Empresas defendem a igualdade de gênero

Na última década, o feminismo, antes considerado apenas um movimento social, passou a integrar o universo corporativo. Após campanhas promovidas pela organização ONU Mulheres, criada em 2010, ações como flexibilização de horários e extensão da licença maternidade se tornaram mais comuns nas empresas.

Sandra Schneider, porta-voz da Companhia de Pesquisa de Recursos Minerais (CPRM), conta que os princípios de igualdade de gênero estimulados pelo programa colaboraram para, por exemplo, desenvolver novos uniformes de pesquisas de campo, antes produzidos apenas em modelos masculinos.

No ano passado, a CPRM recebeu pela terceira vez o selo Pró-Equidade de Gênero e Raça, da Secretaria Especial de Políticas para as Mulheres (SPM). O programa atua na conscientização de empresas e a premiação já segue para sua sexta edição.
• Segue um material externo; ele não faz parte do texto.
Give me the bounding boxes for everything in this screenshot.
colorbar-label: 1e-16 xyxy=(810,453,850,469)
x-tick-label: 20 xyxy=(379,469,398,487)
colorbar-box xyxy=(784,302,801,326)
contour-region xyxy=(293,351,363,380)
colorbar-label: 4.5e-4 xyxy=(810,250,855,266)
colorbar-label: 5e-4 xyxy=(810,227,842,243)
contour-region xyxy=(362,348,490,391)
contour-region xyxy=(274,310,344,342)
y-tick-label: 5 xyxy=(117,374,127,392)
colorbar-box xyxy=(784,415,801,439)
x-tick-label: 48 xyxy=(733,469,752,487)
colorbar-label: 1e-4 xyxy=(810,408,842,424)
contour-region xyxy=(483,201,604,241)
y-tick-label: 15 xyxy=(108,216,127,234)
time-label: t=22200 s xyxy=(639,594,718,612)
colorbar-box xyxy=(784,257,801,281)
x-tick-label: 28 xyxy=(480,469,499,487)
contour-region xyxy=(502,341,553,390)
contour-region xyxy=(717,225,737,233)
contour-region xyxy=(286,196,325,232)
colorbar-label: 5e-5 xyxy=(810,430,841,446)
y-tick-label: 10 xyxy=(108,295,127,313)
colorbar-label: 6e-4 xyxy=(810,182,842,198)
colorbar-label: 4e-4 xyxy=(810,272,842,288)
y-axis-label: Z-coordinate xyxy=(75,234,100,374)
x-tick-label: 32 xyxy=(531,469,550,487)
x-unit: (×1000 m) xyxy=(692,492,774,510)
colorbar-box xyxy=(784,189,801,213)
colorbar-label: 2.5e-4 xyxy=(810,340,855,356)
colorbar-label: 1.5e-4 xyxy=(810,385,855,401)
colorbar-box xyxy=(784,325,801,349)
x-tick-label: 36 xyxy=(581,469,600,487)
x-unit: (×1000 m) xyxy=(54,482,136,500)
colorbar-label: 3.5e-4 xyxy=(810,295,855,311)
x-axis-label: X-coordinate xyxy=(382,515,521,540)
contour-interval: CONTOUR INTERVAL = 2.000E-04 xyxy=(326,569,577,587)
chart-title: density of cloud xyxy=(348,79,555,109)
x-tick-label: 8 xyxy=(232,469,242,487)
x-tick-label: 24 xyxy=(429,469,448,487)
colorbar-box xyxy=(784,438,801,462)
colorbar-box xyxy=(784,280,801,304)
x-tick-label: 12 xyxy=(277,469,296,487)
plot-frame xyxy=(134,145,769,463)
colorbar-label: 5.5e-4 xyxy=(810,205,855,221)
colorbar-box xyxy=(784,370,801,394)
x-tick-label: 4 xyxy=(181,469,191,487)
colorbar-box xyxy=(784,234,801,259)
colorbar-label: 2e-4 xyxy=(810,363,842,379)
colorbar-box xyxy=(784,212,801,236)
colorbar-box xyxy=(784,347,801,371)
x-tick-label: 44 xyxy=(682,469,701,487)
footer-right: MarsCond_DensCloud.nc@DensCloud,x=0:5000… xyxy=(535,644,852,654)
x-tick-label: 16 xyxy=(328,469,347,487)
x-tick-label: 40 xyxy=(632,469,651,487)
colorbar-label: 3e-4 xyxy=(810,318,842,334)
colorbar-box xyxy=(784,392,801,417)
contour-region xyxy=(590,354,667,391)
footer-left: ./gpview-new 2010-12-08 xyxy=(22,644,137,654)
Mas dividir as tarefas entre vida pessoal e profissional tem sido um dos principais entraves para as mulheres conquistarem cargos de liderança. Para gerar equilíbrio, a Avon foi a primeira empresa brasileira a ter um berçário dentro do ambiente de trabalho, criado na década de 1980. O espaço é gratuito e oferecido para filhos de funcionários com até dois anos de idade. Através de análises, a empresa concluiu que, antes das mudanças, as mães permaneciam na empresa apenas um ano após voltar da licença maternidade.

Os Princípios de Empoderamento das Mulheres são direcionados ao meio empresarial, oferecendo orientação sobre como delegar poder às mulheres no mercado de trabalho. Atualmente, 70 empresas brasileiras participam. “Esse tema ainda é muito difícil no Brasil. Há resistência em todos os segmentos, inclusive na política”, afirma Nadine Gusman, representante da ONU Mulheres no Brasil.
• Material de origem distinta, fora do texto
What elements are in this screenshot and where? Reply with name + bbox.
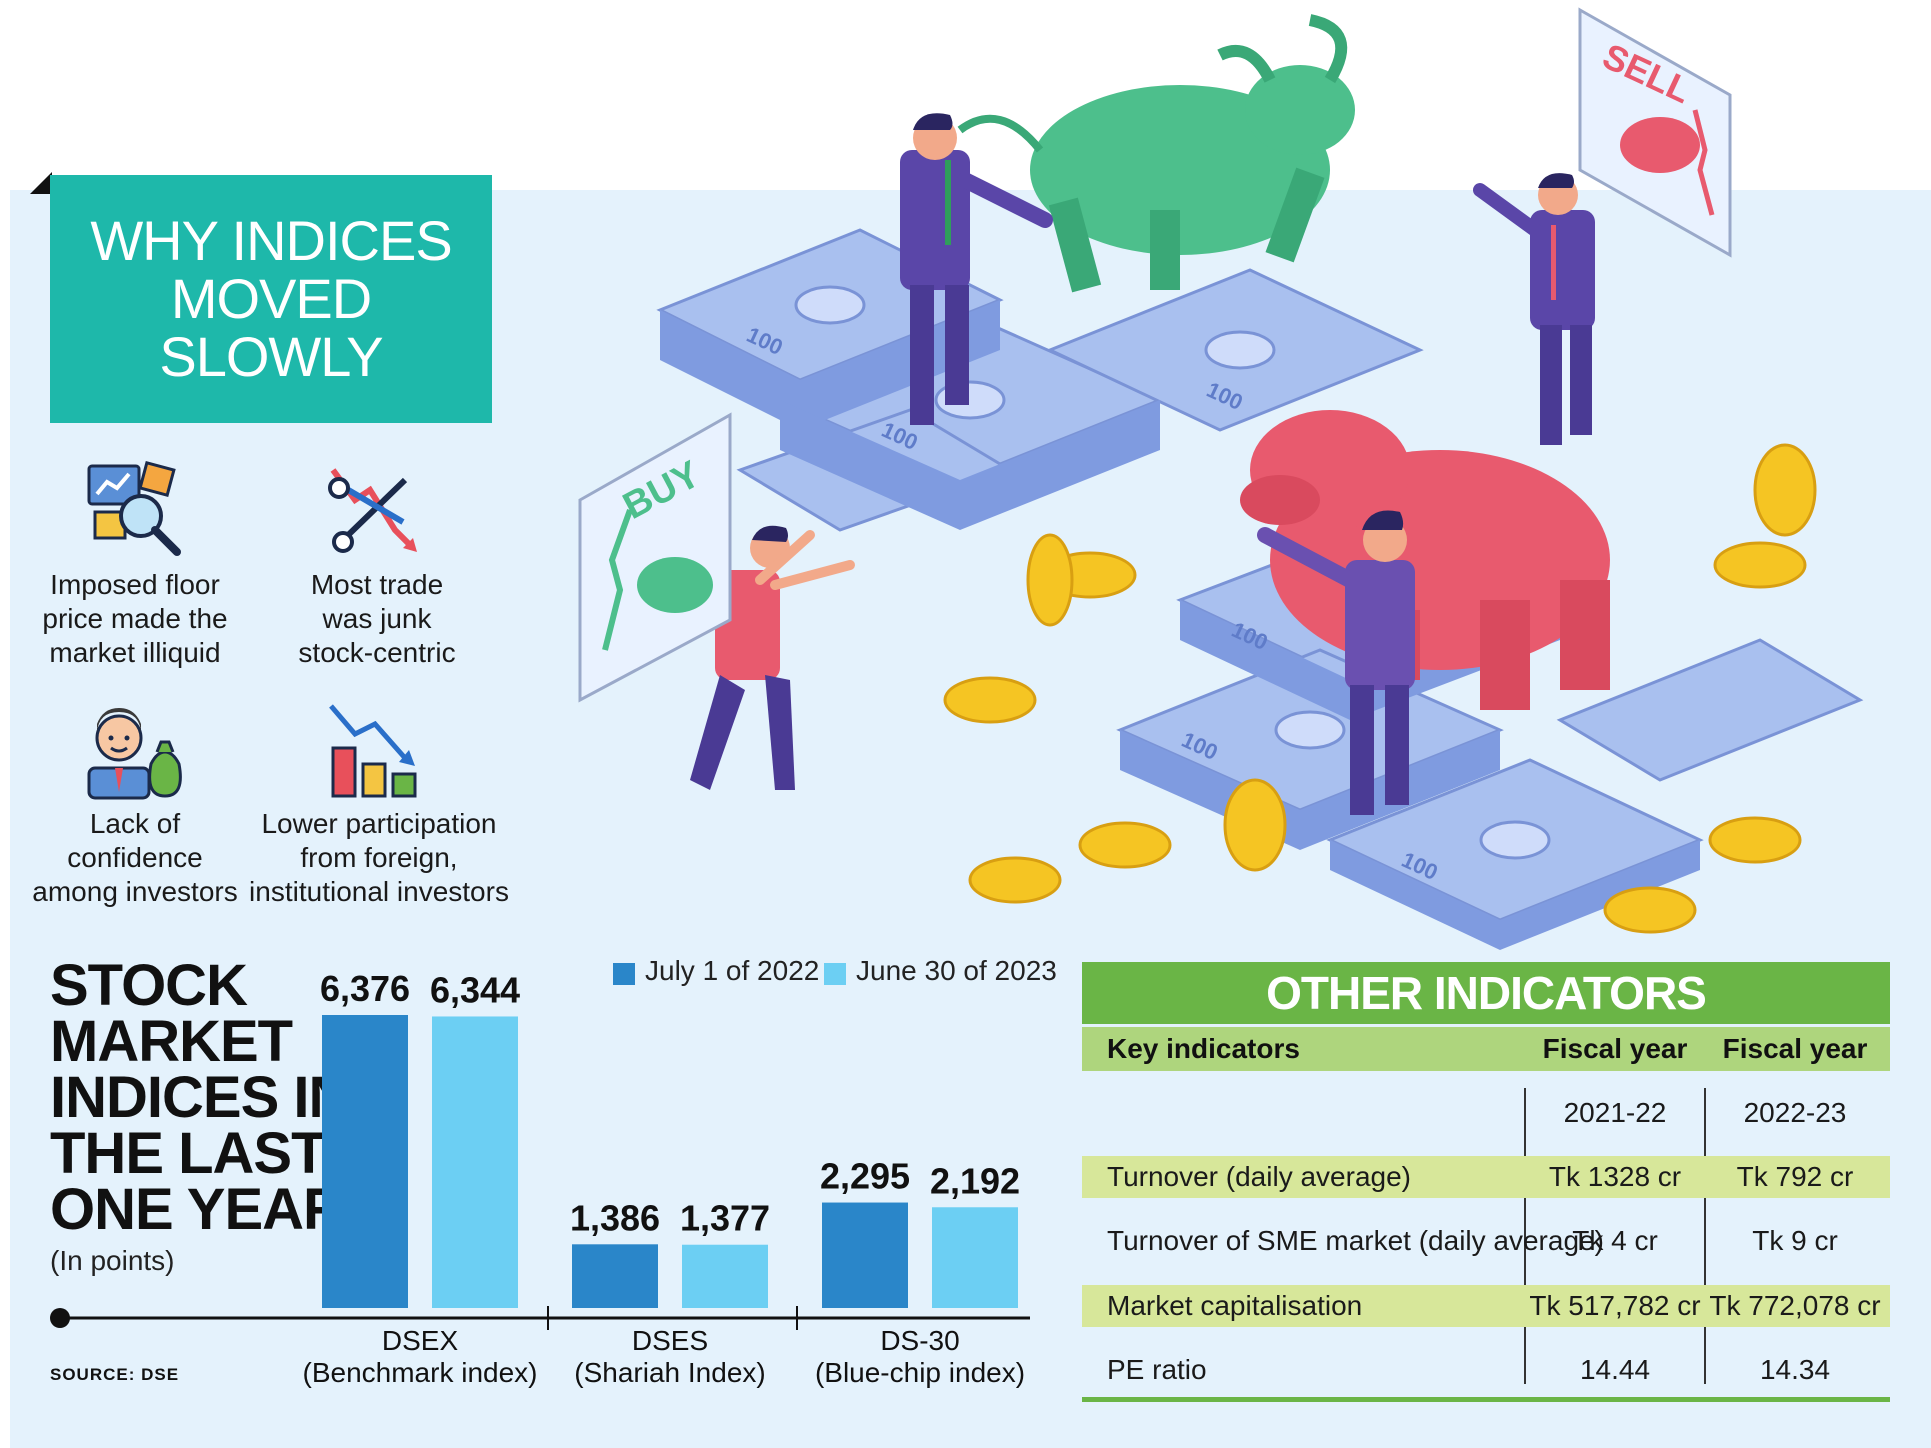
category-label: DSEX: [382, 1325, 459, 1356]
bar-value-label: 1,377: [680, 1198, 770, 1239]
table-header-row: [1082, 1027, 1890, 1071]
legend-label-2022: July 1 of 2022: [645, 955, 820, 986]
reason-line: institutional investors: [249, 876, 509, 907]
legend-label-2023: June 30 of 2023: [856, 955, 1057, 986]
chart-title: STOCK MARKET INDICES IN THE LAST ONE YEA…: [50, 953, 350, 1242]
bar-value-label: 1,386: [570, 1197, 660, 1238]
category-label: DS-30: [880, 1325, 959, 1356]
businessman-figure: [1473, 173, 1595, 445]
table-cell: Tk 9 cr: [1752, 1225, 1838, 1256]
column-divider: [1704, 1088, 1706, 1384]
reason-line: price made the: [42, 603, 228, 634]
table-cell: Tk 792 cr: [1736, 1161, 1854, 1192]
table-row-label: PE ratio: [1107, 1354, 1207, 1385]
reason-line: Imposed floor: [50, 569, 220, 600]
table-title: OTHER INDICATORS: [1082, 962, 1890, 1024]
headline-line: WHY INDICES: [90, 209, 452, 272]
year-2022-23: 2022-23: [1743, 1097, 1847, 1128]
column-divider: [1524, 1088, 1526, 1384]
bar: [932, 1207, 1018, 1308]
bar: [682, 1244, 768, 1308]
table-cell: Tk 4 cr: [1572, 1225, 1658, 1256]
reason-line: was junk: [322, 603, 432, 634]
row-highlight: [1082, 1285, 1890, 1327]
chart-unit: (In points): [50, 1245, 175, 1276]
headline-line: SLOWLY: [159, 325, 383, 388]
header-fiscal-year-2: Fiscal year: [1722, 1033, 1868, 1064]
legend-swatch-2023: [824, 963, 846, 985]
table-cell: Tk 1328 cr: [1548, 1161, 1682, 1192]
table-cell: Tk 517,782 cr: [1529, 1290, 1701, 1321]
reason-line: confidence: [67, 842, 203, 873]
chart-title-line: MARKET: [50, 1009, 293, 1074]
category-description: (Shariah Index): [574, 1357, 765, 1388]
gold-coins: [943, 443, 1817, 934]
table-cell: 14.44: [1579, 1354, 1651, 1385]
analysis-icon: [87, 460, 181, 556]
table-cell: 14.34: [1759, 1354, 1831, 1385]
reason-line: Lack of: [89, 808, 181, 839]
bull-bear-illustration: 100 100 100 100 100 100: [578, 7, 1864, 950]
source-note: SOURCE: DSE: [50, 1365, 180, 1384]
legend-swatch-2022: [613, 963, 635, 985]
chart-title-line: INDICES IN: [50, 1065, 350, 1130]
bar-value-label: 2,192: [930, 1160, 1020, 1201]
category-description: (Benchmark index): [303, 1357, 538, 1388]
reason-text: Imposed floor price made the market illi…: [30, 568, 240, 670]
reason-line: from foreign,: [300, 842, 458, 873]
falling-bars-icon: [329, 704, 417, 798]
row-highlight: [1082, 1156, 1890, 1198]
table-row-label: Turnover of SME market (daily average): [1107, 1225, 1604, 1256]
category-description: (Blue-chip index): [815, 1357, 1025, 1388]
header-fiscal-year-1: Fiscal year: [1542, 1033, 1688, 1064]
axis-dot: [50, 1308, 70, 1328]
table-row-label: Turnover (daily average): [1107, 1161, 1411, 1192]
businessman-figure: [900, 113, 1053, 425]
reason-line: Lower participation: [261, 808, 497, 839]
bar: [322, 1015, 408, 1308]
category-label: DSES: [632, 1325, 708, 1356]
headline-line: MOVED: [170, 267, 372, 330]
bull-figure: [957, 14, 1355, 293]
scissors-chart-icon: [328, 468, 417, 553]
bar: [822, 1202, 908, 1308]
bar-value-label: 6,376: [320, 968, 410, 1009]
reason-line: stock-centric: [298, 637, 456, 668]
year-2021-22: 2021-22: [1563, 1097, 1667, 1128]
table-row-label: Market capitalisation: [1107, 1290, 1363, 1321]
businessman-figure: [1257, 510, 1415, 815]
bar: [432, 1016, 518, 1308]
table-cell: Tk 772,078 cr: [1709, 1290, 1881, 1321]
buy-sign: BUY: [578, 412, 732, 703]
reason-line: Most trade: [310, 569, 444, 600]
table-bottom-rule: [1082, 1397, 1890, 1402]
corner-triangle-icon: [30, 172, 52, 194]
reason-text: Most trade was junk stock-centric: [262, 568, 492, 670]
worried-investor-icon: [87, 708, 182, 800]
reason-line: among investors: [32, 876, 238, 907]
chart-title-line: ONE YEAR: [50, 1177, 345, 1242]
bar-value-label: 6,344: [430, 969, 520, 1010]
header-key-indicators: Key indicators: [1107, 1033, 1300, 1064]
reason-line: market illiquid: [49, 637, 221, 668]
headline-box: WHY INDICES MOVED SLOWLY: [50, 175, 492, 423]
reason-text: Lower participation from foreign, instit…: [248, 807, 510, 909]
bar-value-label: 2,295: [820, 1156, 910, 1197]
bar: [572, 1244, 658, 1308]
chart-title-line: THE LAST: [50, 1121, 327, 1186]
chart-title-line: STOCK: [50, 953, 248, 1018]
reason-text: Lack of confidence among investors: [30, 807, 240, 909]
A cada dois meses, desde 2012, 11 empresas de São Paulo se reúnem para debater a questão. O encontro ganhou o nome de Aliança para o Empoderamento das Mulheres. Como base para as discussões, foram determinados três temas gerais: a importância da liderança feminina, capacitação de mulheres e mensuração de dados. Uma vez por ano, os relatórios de cada empresa são analisados para concluir melhorias e determinar novas políticas.